Sophie Stival|Édition de la mi‑mars 2024

Bien choisir ses FNB en gestion active

À la fin de 2023, l’actif total détenu en FNB s’élevait à 382 milliards de dollars (G$), comparativement à un maigre 77G$ en 2014, selon des données de l’Institut des fonds d’investissement du Canada. (Photo: 123RF)

La gestion active n’est plus l’apanage des fonds communs de placement. Ce constat s’impose quand on observe la multitude de produits et de stratégies désormais offerts dans le marché des FNB au Canada.

À la fin de 2023, l’actif total détenu en FNB s’élevait à 382 milliards de dollars (G $), comparativement à un maigre 77 G $ en 2014, selon des données de l’Institut des fonds d’investissement du Canada. Quelle part de cette tarte occupent les FNB en gestion active ? Environ 30 %, estimait en janvier dernier l’équipe de recherche d’Andres Rincon, directeur et chef des ventes et de la stratégie de FNB de Valeurs mobilières TD. « Ces produits ont connu une croissance exponentielle ces dernières années. Plusieurs l’ignorent, mais le Canada est le leader mondial pour les FNB en gestion active en pourcentage du marché domestique total », précise-t-il.

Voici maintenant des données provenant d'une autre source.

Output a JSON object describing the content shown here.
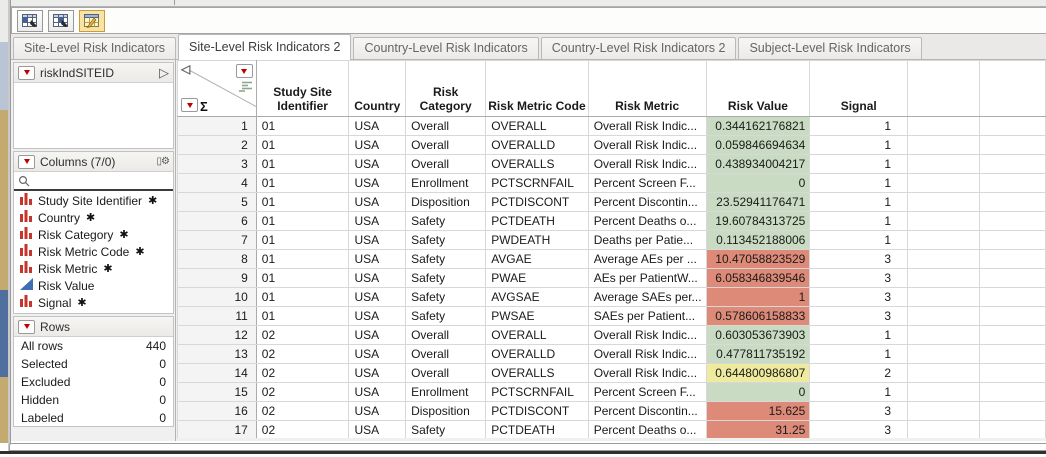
{
  "colors": {
    "signal_green": "#c9dcc3",
    "signal_red": "#dd8a79",
    "signal_yellow": "#eeeb9e",
    "red_triangle": "#c00000",
    "nominal_icon_red": "#c5352b",
    "continuous_icon_blue": "#3f6eb5"
  },
  "icons": {
    "toolbar": [
      "new-data-view-icon",
      "new-data-view-alt-icon",
      "edit-data-table-icon"
    ],
    "search": "magnifier-icon",
    "columns_settings": "column-settings-gear-icon",
    "table_panel_open": "open-panel-arrow-icon",
    "corner": [
      "collapse-panel-icon",
      "columns-menu-icon",
      "column-list-icon",
      "rows-menu-icon",
      "sigma-icon"
    ]
  },
  "tabs": [
    {
      "label": "Site-Level Risk Indicators",
      "active": false
    },
    {
      "label": "Site-Level Risk Indicators 2",
      "active": true
    },
    {
      "label": "Country-Level Risk Indicators",
      "active": false
    },
    {
      "label": "Country-Level Risk Indicators 2",
      "active": false
    },
    {
      "label": "Subject-Level Risk Indicators",
      "active": false
    }
  ],
  "sidebar": {
    "table_panel": {
      "title": "riskIndSITEID"
    },
    "columns_panel": {
      "title": "Columns (7/0)",
      "items": [
        {
          "label": "Study Site Identifier",
          "icon": "bars-red",
          "starred": true
        },
        {
          "label": "Country",
          "icon": "bars-red",
          "starred": true
        },
        {
          "label": "Risk Category",
          "icon": "bars-red",
          "starred": true
        },
        {
          "label": "Risk Metric Code",
          "icon": "bars-red",
          "starred": true
        },
        {
          "label": "Risk Metric",
          "icon": "bars-red",
          "starred": true
        },
        {
          "label": "Risk Value",
          "icon": "triangle-blue",
          "starred": false
        },
        {
          "label": "Signal",
          "icon": "bars-red",
          "starred": true
        }
      ]
    },
    "rows_panel": {
      "title": "Rows",
      "stats": [
        {
          "label": "All rows",
          "value": "440"
        },
        {
          "label": "Selected",
          "value": "0"
        },
        {
          "label": "Excluded",
          "value": "0"
        },
        {
          "label": "Hidden",
          "value": "0"
        },
        {
          "label": "Labeled",
          "value": "0"
        }
      ]
    }
  },
  "table": {
    "headers": [
      "Study Site Identifier",
      "Country",
      "Risk Category",
      "Risk Metric Code",
      "Risk Metric",
      "Risk Value",
      "Signal"
    ],
    "rows": [
      {
        "n": "1",
        "site": "01",
        "country": "USA",
        "category": "Overall",
        "code": "OVERALL",
        "metric": "Overall Risk Indic...",
        "value": "0.344162176821",
        "value_color": "green",
        "signal": "1"
      },
      {
        "n": "2",
        "site": "01",
        "country": "USA",
        "category": "Overall",
        "code": "OVERALLD",
        "metric": "Overall Risk Indic...",
        "value": "0.059846694634",
        "value_color": "green",
        "signal": "1"
      },
      {
        "n": "3",
        "site": "01",
        "country": "USA",
        "category": "Overall",
        "code": "OVERALLS",
        "metric": "Overall Risk Indic...",
        "value": "0.438934004217",
        "value_color": "green",
        "signal": "1"
      },
      {
        "n": "4",
        "site": "01",
        "country": "USA",
        "category": "Enrollment",
        "code": "PCTSCRNFAIL",
        "metric": "Percent Screen F...",
        "value": "0",
        "value_color": "green",
        "signal": "1"
      },
      {
        "n": "5",
        "site": "01",
        "country": "USA",
        "category": "Disposition",
        "code": "PCTDISCONT",
        "metric": "Percent Discontin...",
        "value": "23.52941176471",
        "value_color": "green",
        "signal": "1"
      },
      {
        "n": "6",
        "site": "01",
        "country": "USA",
        "category": "Safety",
        "code": "PCTDEATH",
        "metric": "Percent Deaths o...",
        "value": "19.60784313725",
        "value_color": "green",
        "signal": "1"
      },
      {
        "n": "7",
        "site": "01",
        "country": "USA",
        "category": "Safety",
        "code": "PWDEATH",
        "metric": "Deaths per Patie...",
        "value": "0.113452188006",
        "value_color": "green",
        "signal": "1"
      },
      {
        "n": "8",
        "site": "01",
        "country": "USA",
        "category": "Safety",
        "code": "AVGAE",
        "metric": "Average AEs per ...",
        "value": "10.47058823529",
        "value_color": "red",
        "signal": "3"
      },
      {
        "n": "9",
        "site": "01",
        "country": "USA",
        "category": "Safety",
        "code": "PWAE",
        "metric": "AEs per PatientW...",
        "value": "6.058346839546",
        "value_color": "red",
        "signal": "3"
      },
      {
        "n": "10",
        "site": "01",
        "country": "USA",
        "category": "Safety",
        "code": "AVGSAE",
        "metric": "Average SAEs per...",
        "value": "1",
        "value_color": "red",
        "signal": "3"
      },
      {
        "n": "11",
        "site": "01",
        "country": "USA",
        "category": "Safety",
        "code": "PWSAE",
        "metric": "SAEs per Patient...",
        "value": "0.578606158833",
        "value_color": "red",
        "signal": "3"
      },
      {
        "n": "12",
        "site": "02",
        "country": "USA",
        "category": "Overall",
        "code": "OVERALL",
        "metric": "Overall Risk Indic...",
        "value": "0.603053673903",
        "value_color": "green",
        "signal": "1"
      },
      {
        "n": "13",
        "site": "02",
        "country": "USA",
        "category": "Overall",
        "code": "OVERALLD",
        "metric": "Overall Risk Indic...",
        "value": "0.477811735192",
        "value_color": "green",
        "signal": "1"
      },
      {
        "n": "14",
        "site": "02",
        "country": "USA",
        "category": "Overall",
        "code": "OVERALLS",
        "metric": "Overall Risk Indic...",
        "value": "0.644800986807",
        "value_color": "yellow",
        "signal": "2"
      },
      {
        "n": "15",
        "site": "02",
        "country": "USA",
        "category": "Enrollment",
        "code": "PCTSCRNFAIL",
        "metric": "Percent Screen F...",
        "value": "0",
        "value_color": "green",
        "signal": "1"
      },
      {
        "n": "16",
        "site": "02",
        "country": "USA",
        "category": "Disposition",
        "code": "PCTDISCONT",
        "metric": "Percent Discontin...",
        "value": "15.625",
        "value_color": "red",
        "signal": "3"
      },
      {
        "n": "17",
        "site": "02",
        "country": "USA",
        "category": "Safety",
        "code": "PCTDEATH",
        "metric": "Percent Deaths o...",
        "value": "31.25",
        "value_color": "red",
        "signal": "3"
      }
    ]
  }
}
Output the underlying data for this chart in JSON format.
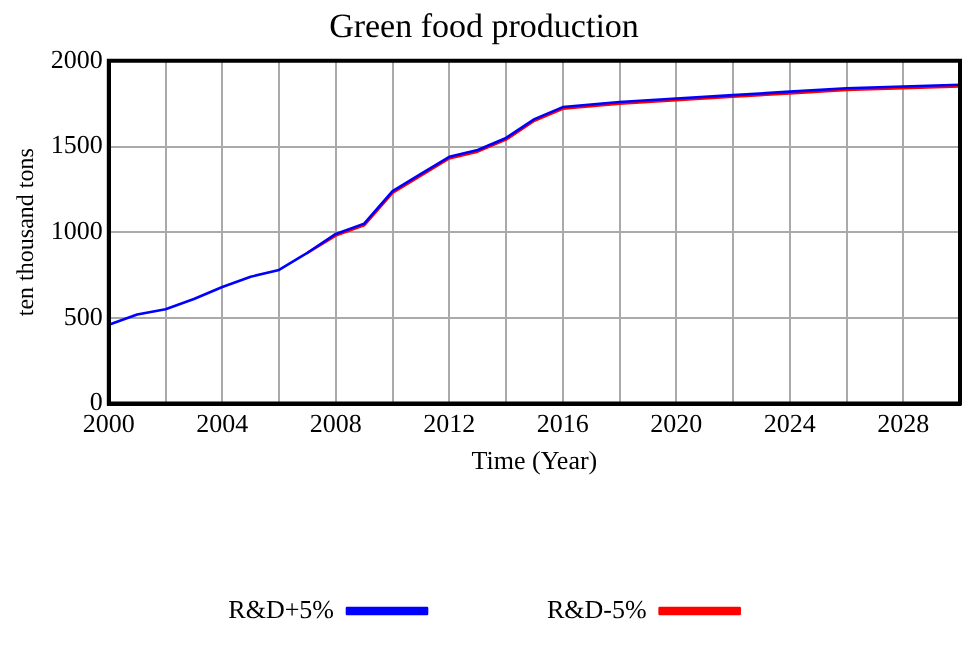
{
  "chart_data": {
    "type": "line",
    "title": "Green food production",
    "xlabel": "Time (Year)",
    "ylabel": "ten thousand tons",
    "x": [
      2000,
      2001,
      2002,
      2003,
      2004,
      2005,
      2006,
      2007,
      2008,
      2009,
      2010,
      2011,
      2012,
      2013,
      2014,
      2015,
      2016,
      2018,
      2020,
      2022,
      2024,
      2026,
      2028,
      2030
    ],
    "series": [
      {
        "name": "R&D+5%",
        "color": "#0000ff",
        "values": [
          460,
          520,
          550,
          610,
          680,
          740,
          780,
          880,
          990,
          1050,
          1240,
          1340,
          1440,
          1480,
          1550,
          1660,
          1730,
          1760,
          1780,
          1800,
          1820,
          1840,
          1850,
          1860
        ]
      },
      {
        "name": "R&D-5%",
        "color": "#ff0000",
        "values": [
          null,
          null,
          null,
          null,
          null,
          null,
          null,
          880,
          980,
          1040,
          1230,
          1330,
          1430,
          1470,
          1540,
          1650,
          1720,
          1750,
          1770,
          1790,
          1810,
          1830,
          1840,
          1850
        ]
      }
    ],
    "xlim": [
      2000,
      2030
    ],
    "xticks": [
      2000,
      {
        "value": 2002,
        "label": null
      },
      2004,
      {
        "value": 2006,
        "label": null
      },
      2008,
      {
        "value": 2010,
        "label": null
      },
      2012,
      {
        "value": 2014,
        "label": null
      },
      2016,
      {
        "value": 2018,
        "label": null
      },
      2020,
      {
        "value": 2022,
        "label": null
      },
      2024,
      {
        "value": 2026,
        "label": null
      },
      2028
    ],
    "ylim": [
      0,
      2000
    ],
    "yticks": [
      0,
      500,
      1000,
      1500,
      2000
    ],
    "grid": true,
    "legend": "bottom",
    "marker": "none",
    "line_style": "solid"
  }
}
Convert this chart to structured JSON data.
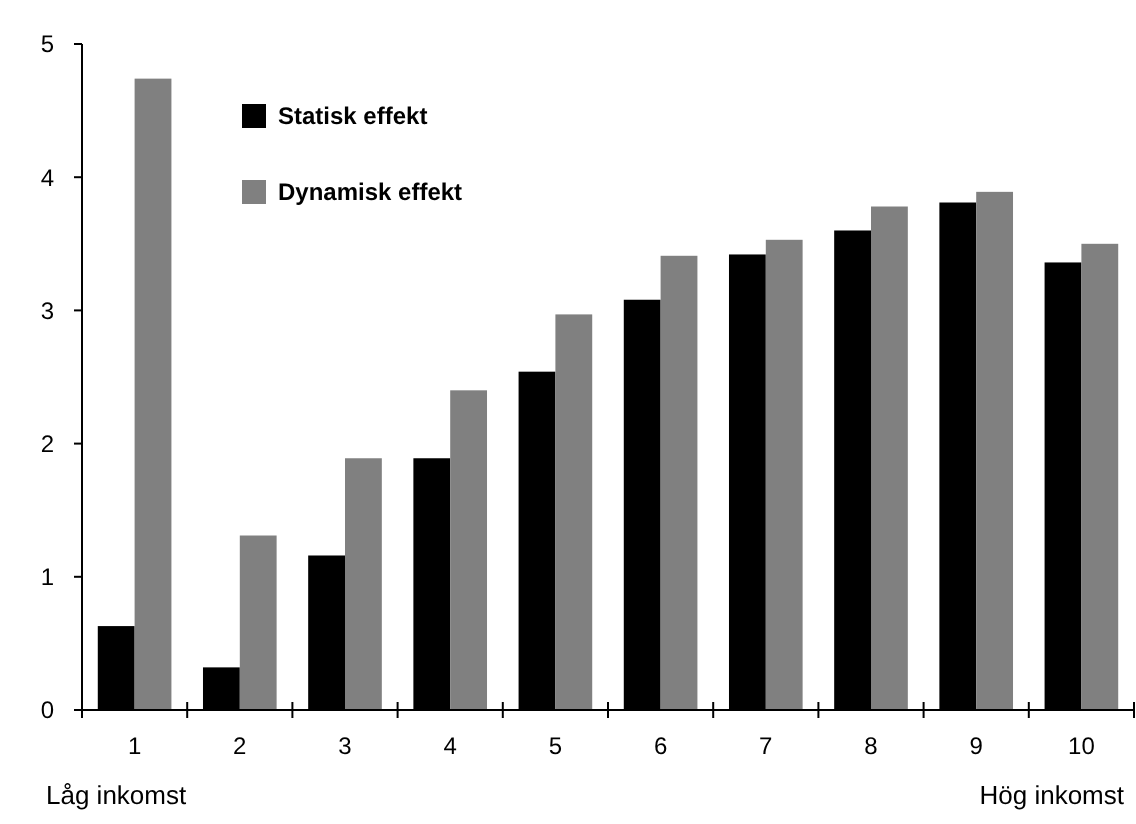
{
  "chart_data": {
    "type": "bar",
    "categories": [
      "1",
      "2",
      "3",
      "4",
      "5",
      "6",
      "7",
      "8",
      "9",
      "10"
    ],
    "series": [
      {
        "name": "Statisk effekt",
        "color": "#000000",
        "values": [
          0.63,
          0.32,
          1.16,
          1.89,
          2.54,
          3.08,
          3.42,
          3.6,
          3.81,
          3.36
        ]
      },
      {
        "name": "Dynamisk effekt",
        "color": "#808080",
        "values": [
          4.74,
          1.31,
          1.89,
          2.4,
          2.97,
          3.41,
          3.53,
          3.78,
          3.89,
          3.5
        ]
      }
    ],
    "ylim": [
      0,
      5
    ],
    "yticks": [
      0,
      1,
      2,
      3,
      4,
      5
    ],
    "grid": false,
    "legend": "top left",
    "annotations": [
      "Låg inkomst",
      "Hög inkomst"
    ]
  }
}
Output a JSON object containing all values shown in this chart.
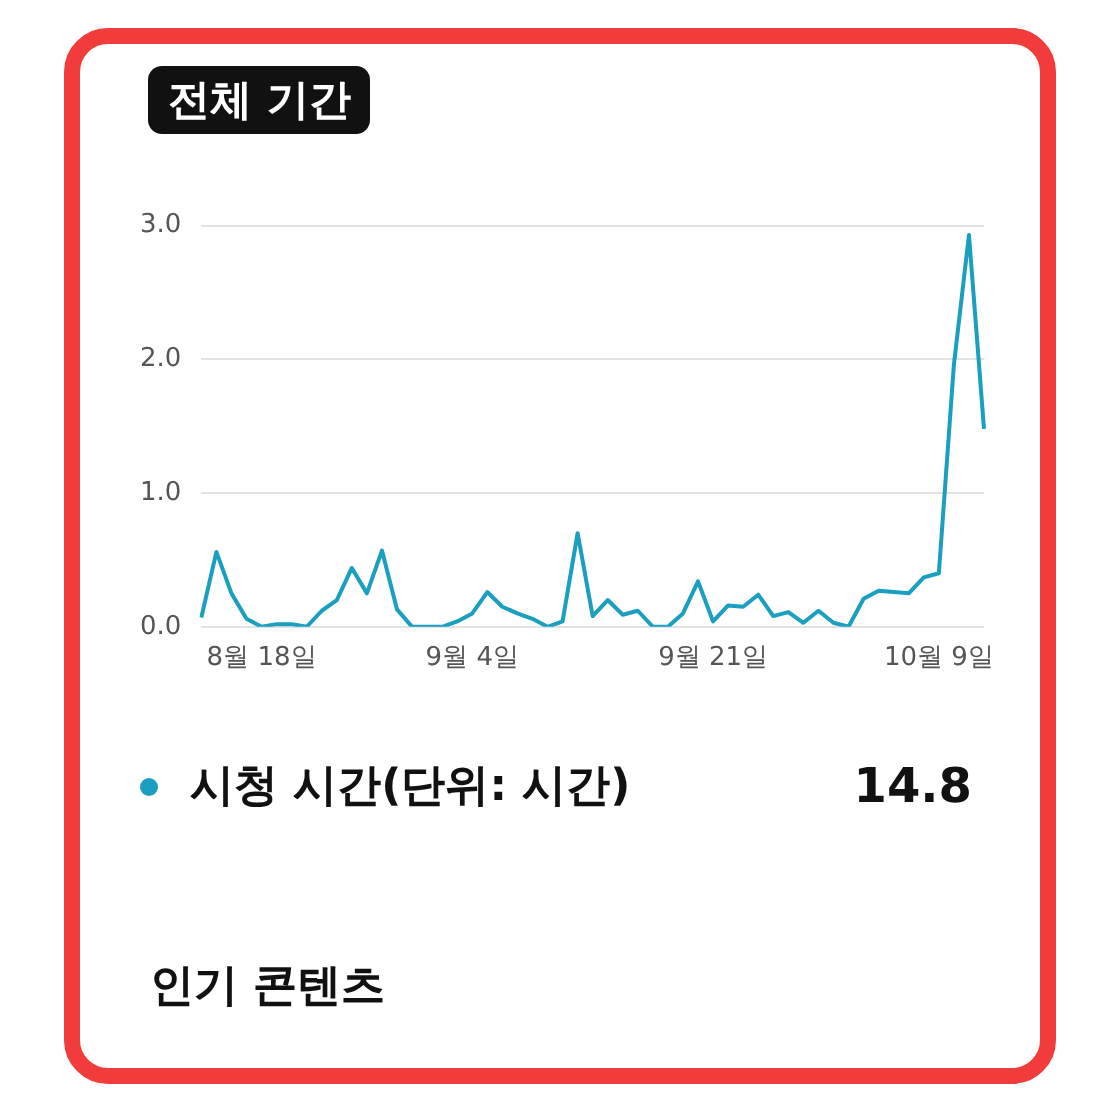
{
  "chart_data": {
    "type": "line",
    "title": "전체 기간",
    "categories": [
      null,
      null,
      null,
      null,
      "8월 18일",
      null,
      null,
      null,
      null,
      null,
      null,
      null,
      null,
      null,
      null,
      null,
      null,
      null,
      "9월 4일",
      null,
      null,
      null,
      null,
      null,
      null,
      null,
      null,
      null,
      null,
      null,
      null,
      null,
      null,
      null,
      "9월 21일",
      null,
      null,
      null,
      null,
      null,
      null,
      null,
      null,
      null,
      null,
      null,
      null,
      null,
      null,
      "10월 9일",
      null,
      null,
      null
    ],
    "series": [
      {
        "name": "시청 시간(단위: 시간)",
        "color": "#1a9fc0",
        "values": [
          0.07,
          0.56,
          0.25,
          0.06,
          0.0,
          0.02,
          0.02,
          0.0,
          0.12,
          0.2,
          0.44,
          0.25,
          0.57,
          0.13,
          0.0,
          0.0,
          0.0,
          0.04,
          0.1,
          0.26,
          0.15,
          0.1,
          0.06,
          0.0,
          0.04,
          0.7,
          0.08,
          0.2,
          0.09,
          0.12,
          0.0,
          0.0,
          0.1,
          0.34,
          0.04,
          0.16,
          0.15,
          0.24,
          0.08,
          0.11,
          0.03,
          0.12,
          0.03,
          0.0,
          0.21,
          0.27,
          0.26,
          0.25,
          0.37,
          0.4,
          1.96,
          2.93,
          1.48
        ]
      }
    ],
    "ylim": [
      0,
      3
    ],
    "yticks": [
      {
        "value": 0,
        "label": "0.0"
      },
      {
        "value": 1,
        "label": "1.0"
      },
      {
        "value": 2,
        "label": "2.0"
      },
      {
        "value": 3,
        "label": "3.0"
      }
    ],
    "grid": "y",
    "legend": "bottom",
    "marker": "none",
    "line_style": "solid",
    "annotations": [
      "14.8",
      "인기 콘텐츠"
    ]
  }
}
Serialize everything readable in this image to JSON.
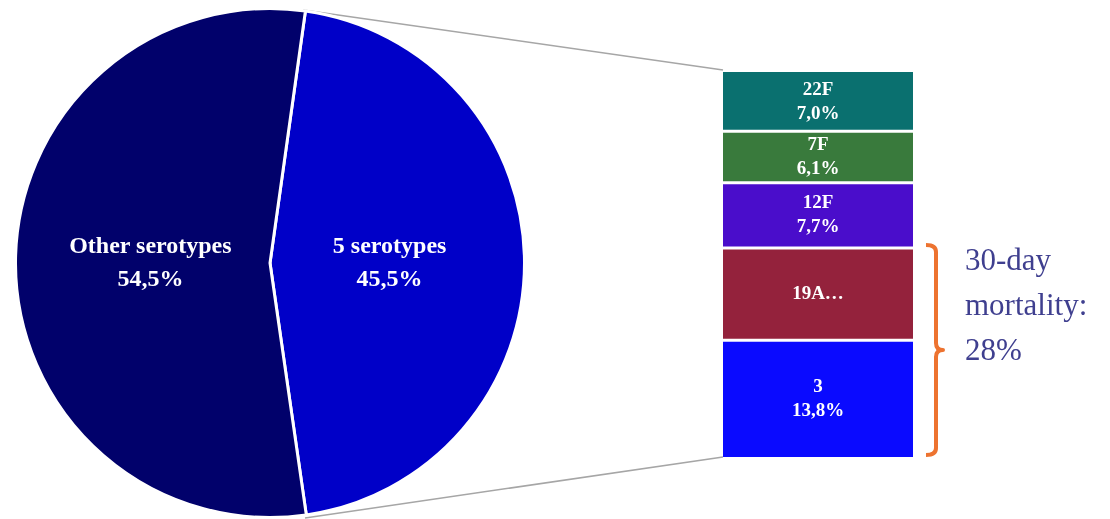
{
  "chart_data": [
    {
      "type": "pie",
      "categories": [
        "5 serotypes",
        "Other serotypes"
      ],
      "values": [
        45.5,
        54.5
      ],
      "colors": [
        "#0000c8",
        "#01016b"
      ],
      "value_labels": [
        "45,5%",
        "54,5%"
      ],
      "legend": false
    },
    {
      "type": "bar",
      "stacked": true,
      "categories": [
        null
      ],
      "legend": false,
      "series": [
        {
          "name": "3",
          "color": "#0a0aff",
          "values": [
            13.8
          ],
          "value_labels": [
            "13,8%"
          ]
        },
        {
          "name": "19A…",
          "color": "#94223c",
          "values": [
            10.9
          ],
          "value_labels": [
            null
          ]
        },
        {
          "name": "12F",
          "color": "#4a0dcb",
          "values": [
            7.7
          ],
          "value_labels": [
            "7,7%"
          ]
        },
        {
          "name": "7F",
          "color": "#397a3c",
          "values": [
            6.1
          ],
          "value_labels": [
            "6,1%"
          ]
        },
        {
          "name": "22F",
          "color": "#0a706f",
          "values": [
            7.0
          ],
          "value_labels": [
            "7,0%"
          ]
        }
      ],
      "annotations": [
        "30-day mortality: 28%"
      ]
    }
  ]
}
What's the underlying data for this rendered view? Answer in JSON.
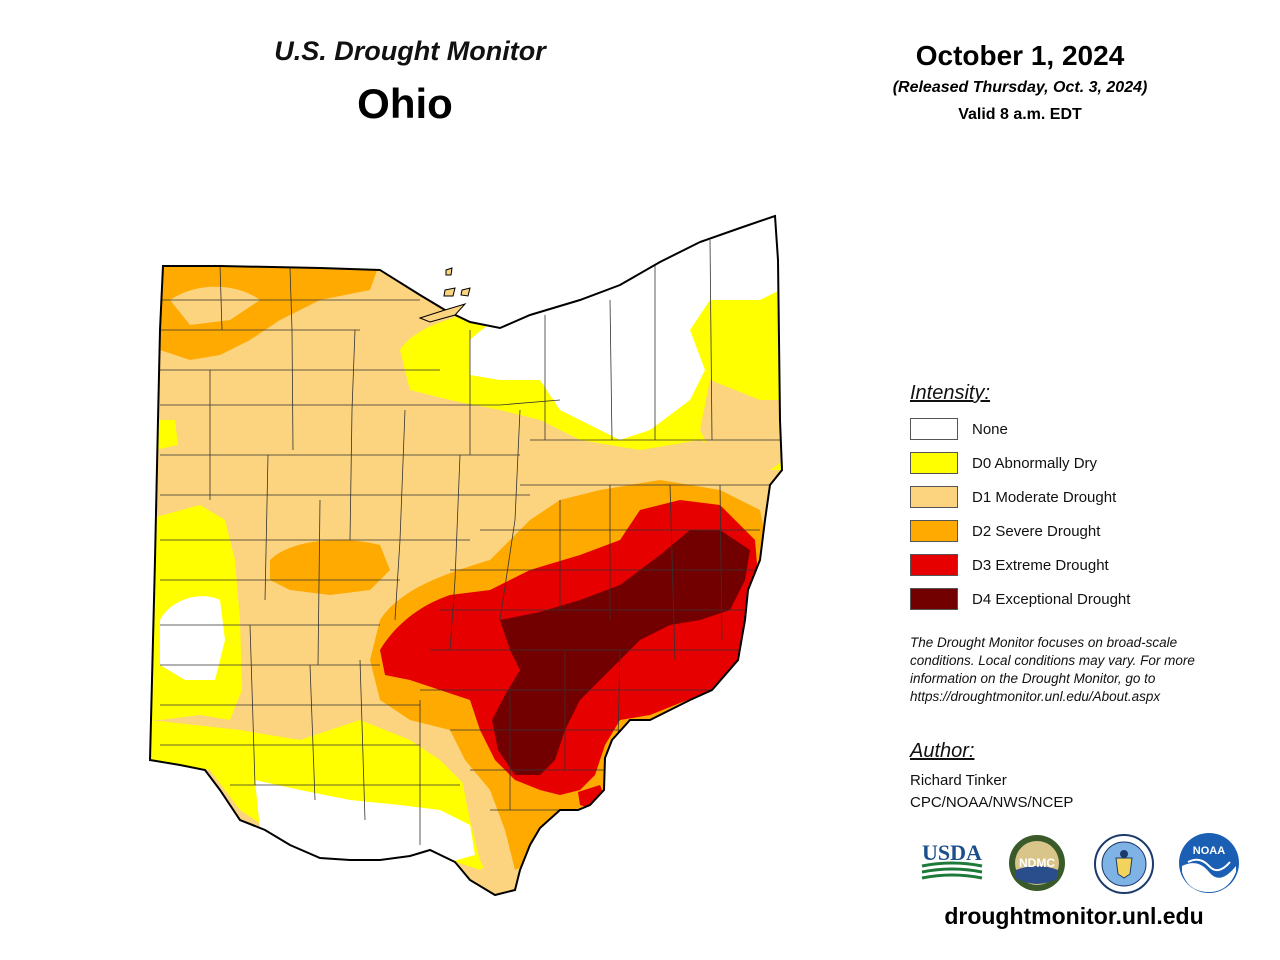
{
  "header": {
    "subtitle": "U.S. Drought Monitor",
    "state": "Ohio",
    "date": "October 1, 2024",
    "released": "(Released Thursday, Oct. 3, 2024)",
    "valid": "Valid 8 a.m. EDT"
  },
  "legend": {
    "title": "Intensity:",
    "items": [
      {
        "label": "None",
        "color": "#FFFFFF"
      },
      {
        "label": "D0 Abnormally Dry",
        "color": "#FFFF00"
      },
      {
        "label": "D1 Moderate Drought",
        "color": "#FCD37F"
      },
      {
        "label": "D2 Severe Drought",
        "color": "#FFAA00"
      },
      {
        "label": "D3 Extreme Drought",
        "color": "#E60000"
      },
      {
        "label": "D4 Exceptional Drought",
        "color": "#730000"
      }
    ]
  },
  "disclaimer": {
    "line1": "The Drought Monitor focuses on broad-scale",
    "line2": "conditions. Local conditions may vary. For more",
    "line3": "information on the Drought Monitor, go to",
    "line4": "https://droughtmonitor.unl.edu/About.aspx"
  },
  "author": {
    "title": "Author:",
    "name": "Richard Tinker",
    "org": "CPC/NOAA/NWS/NCEP"
  },
  "logos": {
    "usda": "USDA",
    "ndmc": "NDMC",
    "noaa": "NOAA"
  },
  "website": "droughtmonitor.unl.edu"
}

Il est plus facile pour les entreprises de fonds communs au Canada de lancer une série FNB d’un même fonds qu’aux États-Unis, où les règles sont plus strictes. Du côté de la transparence des FNB, les Américains doivent généralement divulguer quotidiennement l’ensemble des positions détenues en portefeuille. Chez nous, cette exigence s’exprime dans les rapports annuels du fonds. Pour plusieurs gestionnaires actifs au sud de la frontière, cette obligation journalière est un obstacle. On préfère conserver l’expertise et le bien-fondé de la stratégie à l’abri des regards. « Au Canada, un gestionnaire actif peut choisir de montrer seulement les dix plus grosses positions du fonds », rappelle Alain Desbiens, directeur des FNB, est du Canada, à BMO gestion mondiale d’actifs.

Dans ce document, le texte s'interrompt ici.